Col1 Col2 ... Col_n-1 Col_n
2015-10-27 21:15:60+0 1220
2015-10-27 21:25:4+0 1420
2015-10-27 21:28:8+0 1410
2015-10-27 21:37:10+0 51.5
2015-10-27 21:37:11+0 1500
2015-10-27 21:46:14+0 51
2015-10-27 21:46:15+0 1390
2015-10-27 21:55:19+0 1370
2015-10-27 22:04:24+0 1450
2015-10-27 22:13:28+0 1350
2015-10-27 22:22:31+0 1400
2015-10-27 22:22:31+0 50.5
2015-10-27 22:25:33+0 1300
2015-10-27 22:29:42+0 ... 1900
2015-10-27 22:29:42+0 63
2015-10-27 22:34:36+0 1280
推荐答案
对于任何有兴趣的人-我最终将自己的函数编写为:
For anyone interested - I ended up writing my own function to:
- 遍历数据框
- 通过记录索引来记录需要合并的行
- 汇总或平均所有行中的值
- 删除需要合并的每个集合中除一行以外的所有行,将其值替换为聚合或平均值(取决于我的需要)
代码:
def groupDataOnTimeBlock(data, timeBlock_type, timeBlock_factor):
'''
Filter Dataframe to merge lines which are within the same time block.

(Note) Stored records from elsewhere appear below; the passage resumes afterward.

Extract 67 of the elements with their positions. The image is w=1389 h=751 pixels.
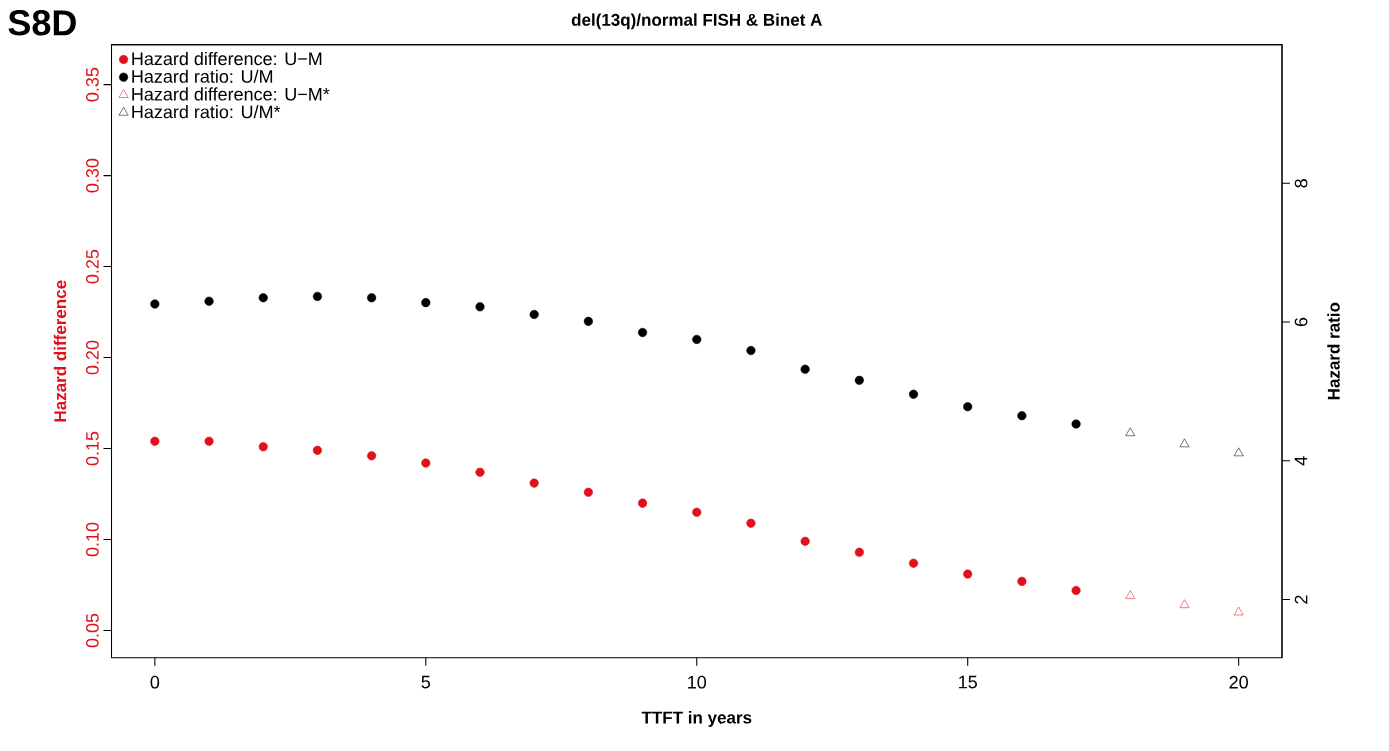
x-tick-label: 20 — [1229, 675, 1248, 689]
point — [1179, 438, 1190, 448]
legend-label: Hazard ratio: U/M* — [132, 105, 281, 119]
y-tick-label: 0.10 — [86, 522, 99, 557]
legend-label: Hazard difference: U−M* — [132, 87, 330, 101]
y-tick-label: 0.15 — [86, 431, 99, 466]
legend-label: Hazard ratio: U/M — [132, 69, 273, 83]
point — [475, 302, 485, 312]
text: S8D — [8, 10, 76, 36]
point — [1017, 576, 1027, 586]
x-tick-label: 5 — [421, 675, 431, 689]
point — [908, 389, 919, 399]
point — [204, 296, 214, 306]
y2-tick-label: 6 — [1294, 317, 1308, 327]
y-tick-label: 0.35 — [86, 67, 99, 102]
point — [204, 436, 214, 446]
point — [529, 309, 539, 319]
y-axis-title: Hazard difference — [53, 280, 67, 422]
point — [854, 375, 864, 385]
x-tick-label: 10 — [688, 675, 707, 689]
point — [1071, 585, 1081, 596]
point — [1071, 419, 1081, 429]
x-tick-label: 15 — [959, 675, 977, 689]
legend-label: Hazard difference: U−M — [132, 51, 322, 66]
point — [475, 467, 485, 477]
point — [583, 487, 593, 497]
y2-tick-label: 4 — [1294, 456, 1308, 466]
point — [258, 293, 268, 303]
y-tick-label: 0.20 — [86, 340, 99, 375]
point — [583, 316, 593, 326]
point — [312, 291, 322, 301]
point — [150, 436, 160, 446]
point — [1125, 590, 1136, 599]
y-tick-label: 0.30 — [86, 158, 99, 193]
point — [692, 334, 702, 344]
point — [746, 518, 756, 528]
point — [800, 536, 810, 546]
point — [692, 507, 702, 517]
point — [963, 402, 973, 412]
point — [1233, 447, 1244, 457]
y2-axis-title: Hazard ratio — [1327, 302, 1340, 400]
point — [854, 547, 864, 557]
y2-tick-label: 8 — [1294, 179, 1308, 188]
point — [1179, 599, 1190, 608]
point — [800, 364, 810, 374]
point — [258, 442, 268, 452]
y-tick-label: 0.05 — [86, 613, 99, 648]
y2-tick-label: 2 — [1294, 595, 1308, 604]
x-axis-title: TTFT in years — [641, 711, 752, 727]
point — [529, 478, 539, 488]
point — [638, 327, 648, 337]
y-tick-label: 0.25 — [86, 249, 99, 284]
point — [367, 451, 377, 461]
point — [746, 345, 756, 356]
point — [367, 293, 377, 303]
point — [1233, 606, 1244, 616]
chart-title: del(13q)/normal FISH & Binet A — [571, 13, 822, 30]
point — [150, 299, 160, 309]
point — [421, 458, 431, 468]
point — [1017, 411, 1027, 421]
point — [1125, 427, 1136, 436]
point — [638, 498, 648, 508]
point — [312, 445, 322, 455]
point — [963, 569, 973, 579]
x-tick-label: 0 — [150, 675, 160, 689]
point — [421, 298, 431, 308]
point — [908, 558, 919, 568]
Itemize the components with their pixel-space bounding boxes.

i.e. being part of the same x number of seconds, weeks, months...
data:
Dataframe to filter.
timeBlock_type:
Time period with which to group data rows. This can be data per:
SECONDS, DAYS, MILLISECONDS
timeBlock_factor:
Number of timeBlock types to group on.
'''
pd.options.mode.chained_assignment = None # default='warn'
tBt = timeBlock_type.upper()
tBf = timeBlock_factor
if tBt == 'SEC' or tBt == 'SECOND' or tBt == 'SECONDS':
roundType = 'SECONDS'
elif tBt == 'MINS' or tBt == 'MINUTES' or tBt == 'MIN':
roundType = 'MINUTES'
elif tBt == 'MILLI' or tBt == 'MILLISECONDS':
roundType = 'MILLISECONDS'
elif tBt == 'WEEK' or tBt == 'WEEKS':
roundType = 'WEEKS'
else:
raise ValueError ('Invalid time block type entered')
numElements = len(data.columns)
anchorValue = timeStampReformat(data.iloc[1,len(data.columns)-7], roundType, tBf)
delIndex = []
mergeCount = 0
av_agg_arr = np.zeros([1,numElements], dtype=float)
#Cycling through dataframe to get averages and note which rows to delete
for i, row in data.iterrows(): #i is the index value, from 0
backDate = timeStampReformat(row['Timestamp'], roundType, tBf)
data.loc[i,'Timestamp'] = backDate #can be done better. Not all rows need updating.
if (backDate > anchorValue): #if data should be grouped
delIndex.pop() #remove last index as this is the final row to use
delIndex.append(i) #add current row so that it isnt missed.
print('collate')
if mergeCount != 0:
av_agg_arr = av_agg_arr/mergeCount
for idx in range(1,numElements-1):
if isinstance(row.values[idx],float):
data.iloc[i-1, idx] = av_agg_arr[0, idx] #configure previous (index i -1) row. This is the last of the prior datetime group
anchorValue = backDate
mergeCount = 0
# Re-initialising aggregates and passing in current row values.
av_agg_arr = av_agg_arr - av_agg_arr
for idx in range(1,numElements-1):
if isinstance(row.values[idx],float):
if not pd.isnull(row.values[idx]):
av_agg_arr[0,idx] += row.values[idx]
else: #else if data is still part of same datetime group
for idx in range(1,numElements-1):
if isinstance(row.values[idx],float):
if not pd.isnull(row.values[idx]):
av_agg_arr[0,idx] += row.values[idx]
mergeCount += 1
delIndex.append(i) #picking out index value of row
data.drop(data.index[delIndex], inplace=True) #delete all flagged rows
data.reset_index()
pd.options.mode.chained_assignment = 'warn' # default='warn'
return data
这篇关于如果它们的索引相同,则合并同一数据框中的两行吗?的文章就介绍到这了,希望我们推荐的答案对大家有所帮助,也希望大家多多支持IT屋!